Lists can be nested — each nested list must live inside an <li> element:

<ul>
  <li>Backend
    <ul>
      <li>Python
        <ul>
          <li>FastAPI</li>
          <li>Django</li>
        </ul>
      </li>
      <li>Go</li>
    </ul>
  </li>
  <li>Frontend
    <ul>
      <li>HTML / CSS</li>
      <li>JavaScript</li>
    </ul>
  </li>
</ul>

Don’t over-nest: three levels is a reasonable maximum.

A navigation menu is semantically a list of links. The standard pattern:

<nav>
  <ul>
    <li><a href="/">Home</a></li>
    <li><a href="/posts/">Articles</a></li>
    <li><a href="/about.html">About</a></li>
    <li><a href="/contact.html">Contact</a></li>
  </ul>
</nav>

CSS removes the bullets and turns the vertical list into a horizontal bar.

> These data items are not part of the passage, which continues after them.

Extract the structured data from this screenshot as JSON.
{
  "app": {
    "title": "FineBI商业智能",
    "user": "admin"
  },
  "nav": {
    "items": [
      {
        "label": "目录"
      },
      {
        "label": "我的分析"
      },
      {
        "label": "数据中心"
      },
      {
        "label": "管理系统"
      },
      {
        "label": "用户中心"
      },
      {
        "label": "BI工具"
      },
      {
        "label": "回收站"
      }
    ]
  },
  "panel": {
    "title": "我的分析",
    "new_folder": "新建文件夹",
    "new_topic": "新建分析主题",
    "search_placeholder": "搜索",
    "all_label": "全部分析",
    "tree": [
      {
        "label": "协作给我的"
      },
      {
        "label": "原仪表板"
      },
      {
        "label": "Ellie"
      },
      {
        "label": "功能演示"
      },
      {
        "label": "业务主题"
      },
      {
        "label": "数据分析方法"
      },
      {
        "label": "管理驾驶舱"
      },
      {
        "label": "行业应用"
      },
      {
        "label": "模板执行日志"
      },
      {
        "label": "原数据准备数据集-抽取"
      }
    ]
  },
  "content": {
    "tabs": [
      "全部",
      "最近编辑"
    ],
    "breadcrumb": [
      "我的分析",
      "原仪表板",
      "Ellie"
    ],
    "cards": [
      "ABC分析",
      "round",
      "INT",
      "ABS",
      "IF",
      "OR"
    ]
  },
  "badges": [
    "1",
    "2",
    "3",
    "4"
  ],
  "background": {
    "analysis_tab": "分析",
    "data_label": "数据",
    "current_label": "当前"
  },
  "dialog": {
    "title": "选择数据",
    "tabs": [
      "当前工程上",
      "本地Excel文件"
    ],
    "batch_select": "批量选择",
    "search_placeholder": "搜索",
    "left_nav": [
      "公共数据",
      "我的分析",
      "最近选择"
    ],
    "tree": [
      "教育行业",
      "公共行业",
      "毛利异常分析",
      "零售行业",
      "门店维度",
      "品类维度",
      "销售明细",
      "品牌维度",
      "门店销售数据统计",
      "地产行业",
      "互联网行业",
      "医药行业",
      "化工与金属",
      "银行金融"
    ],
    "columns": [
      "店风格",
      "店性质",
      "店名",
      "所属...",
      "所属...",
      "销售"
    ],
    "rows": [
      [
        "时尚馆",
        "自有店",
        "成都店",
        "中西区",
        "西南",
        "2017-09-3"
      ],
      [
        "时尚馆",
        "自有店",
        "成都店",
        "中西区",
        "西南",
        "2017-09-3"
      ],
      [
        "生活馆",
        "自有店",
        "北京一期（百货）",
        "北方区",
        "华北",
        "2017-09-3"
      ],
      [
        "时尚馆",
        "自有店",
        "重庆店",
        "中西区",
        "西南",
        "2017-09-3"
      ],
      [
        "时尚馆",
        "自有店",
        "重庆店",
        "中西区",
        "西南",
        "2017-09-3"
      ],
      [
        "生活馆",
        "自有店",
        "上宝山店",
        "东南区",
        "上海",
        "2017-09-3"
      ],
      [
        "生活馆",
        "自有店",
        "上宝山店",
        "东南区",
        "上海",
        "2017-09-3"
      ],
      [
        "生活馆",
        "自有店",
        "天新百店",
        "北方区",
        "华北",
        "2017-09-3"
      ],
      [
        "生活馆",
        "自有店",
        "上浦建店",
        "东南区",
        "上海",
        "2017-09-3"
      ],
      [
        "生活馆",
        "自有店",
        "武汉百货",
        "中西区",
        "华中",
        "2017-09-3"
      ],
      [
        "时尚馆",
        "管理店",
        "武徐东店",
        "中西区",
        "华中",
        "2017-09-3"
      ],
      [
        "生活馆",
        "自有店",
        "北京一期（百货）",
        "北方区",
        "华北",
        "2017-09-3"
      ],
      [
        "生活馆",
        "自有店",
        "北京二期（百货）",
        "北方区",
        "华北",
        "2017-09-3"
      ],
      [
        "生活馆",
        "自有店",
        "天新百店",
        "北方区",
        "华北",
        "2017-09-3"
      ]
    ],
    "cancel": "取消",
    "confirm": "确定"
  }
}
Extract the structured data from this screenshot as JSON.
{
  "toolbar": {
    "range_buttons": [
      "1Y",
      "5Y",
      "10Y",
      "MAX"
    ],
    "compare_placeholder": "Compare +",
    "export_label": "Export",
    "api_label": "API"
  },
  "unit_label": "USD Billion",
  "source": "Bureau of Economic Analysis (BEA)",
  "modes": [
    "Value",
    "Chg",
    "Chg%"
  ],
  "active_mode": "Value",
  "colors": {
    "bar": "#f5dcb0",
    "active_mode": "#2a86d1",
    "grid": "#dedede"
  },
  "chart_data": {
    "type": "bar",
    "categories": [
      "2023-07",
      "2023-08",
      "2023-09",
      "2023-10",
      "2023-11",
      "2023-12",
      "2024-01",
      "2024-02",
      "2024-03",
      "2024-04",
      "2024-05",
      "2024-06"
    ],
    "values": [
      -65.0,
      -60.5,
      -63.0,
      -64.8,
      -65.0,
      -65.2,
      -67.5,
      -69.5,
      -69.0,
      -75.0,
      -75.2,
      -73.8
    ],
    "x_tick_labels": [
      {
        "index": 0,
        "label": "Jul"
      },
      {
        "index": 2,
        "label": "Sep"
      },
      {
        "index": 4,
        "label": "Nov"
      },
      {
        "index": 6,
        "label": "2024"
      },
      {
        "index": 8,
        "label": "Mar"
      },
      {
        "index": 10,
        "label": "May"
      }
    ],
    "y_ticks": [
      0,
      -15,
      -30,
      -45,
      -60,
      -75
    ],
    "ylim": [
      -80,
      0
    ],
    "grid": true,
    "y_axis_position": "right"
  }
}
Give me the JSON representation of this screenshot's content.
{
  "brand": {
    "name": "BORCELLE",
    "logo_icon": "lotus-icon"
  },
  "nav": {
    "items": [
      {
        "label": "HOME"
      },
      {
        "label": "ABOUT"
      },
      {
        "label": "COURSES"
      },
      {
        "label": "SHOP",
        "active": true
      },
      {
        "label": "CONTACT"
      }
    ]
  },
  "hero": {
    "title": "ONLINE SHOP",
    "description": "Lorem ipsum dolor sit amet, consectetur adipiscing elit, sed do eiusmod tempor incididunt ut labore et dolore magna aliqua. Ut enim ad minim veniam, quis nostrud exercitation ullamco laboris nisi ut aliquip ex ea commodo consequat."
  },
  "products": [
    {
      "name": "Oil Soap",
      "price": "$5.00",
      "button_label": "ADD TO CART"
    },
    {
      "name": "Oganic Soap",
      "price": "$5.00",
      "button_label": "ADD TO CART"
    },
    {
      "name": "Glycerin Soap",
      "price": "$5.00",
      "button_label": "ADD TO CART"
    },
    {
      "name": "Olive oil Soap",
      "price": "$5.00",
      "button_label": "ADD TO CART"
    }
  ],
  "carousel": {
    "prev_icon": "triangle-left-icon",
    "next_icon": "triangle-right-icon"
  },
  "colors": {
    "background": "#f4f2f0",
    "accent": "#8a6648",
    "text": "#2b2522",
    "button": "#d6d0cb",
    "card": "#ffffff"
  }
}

Styling list markers with CSS

/* Remove default markers */
ul.tags {
  list-style: none;
  padding: 0;
  margin: 0;
  display: flex;
  gap: 0.5rem;
}

/* Custom markers via ::before */
ul.checklist li {
  list-style: none;
  padding-left: 1.5rem;
  position: relative;
}

ul.checklist li::before {
  content: "✓";
  position: absolute;
  left: 0;
  color: #22c55e;
}

/* Ordered list with custom numbers */
ol.steps {
  list-style: none;
  counter-reset: steps-counter;
}

ol.steps li {
  counter-increment: steps-counter;
  padding-left: 2.5rem;
  position: relative;
}

ol.steps li::before {
  content: counter(steps-counter);
  position: absolute;
  left: 0;
  background: #3b82f6;
  color: white;
  width: 1.5rem;
  height: 1.5rem;
  border-radius: 50%;
  display: flex;
  align-items: center;
  justify-content: center;
  font-size: 0.75rem;
}

Example: DevBlog tag sidebar

<aside class="sidebar">
  <h3>Tags</h3>
  <ul class="tags">
    <li><a href="/tags/python/">Python</a></li>
    <li><a href="/tags/fastapi/">FastAPI</a></li>
    <li><a href="/tags/asyncio/">asyncio</a></li>
    <li><a href="/tags/docker/">Docker</a></li>
  </ul>

  <h3>Recent posts</h3>
  <ol>
    <li><a href="/posts/decorators/">Python Decorators</a></li>
    <li><a href="/posts/asyncio-guide/">The asyncio Guide</a></li>
    <li><a href="/posts/pydantic-v2/">Pydantic v2: what's new</a></li>
  </ol>
</aside>

When in doubt about which list to use: if order matters — <ol>, if you have term–value pairs — <dl>, in all other cases — <ul>.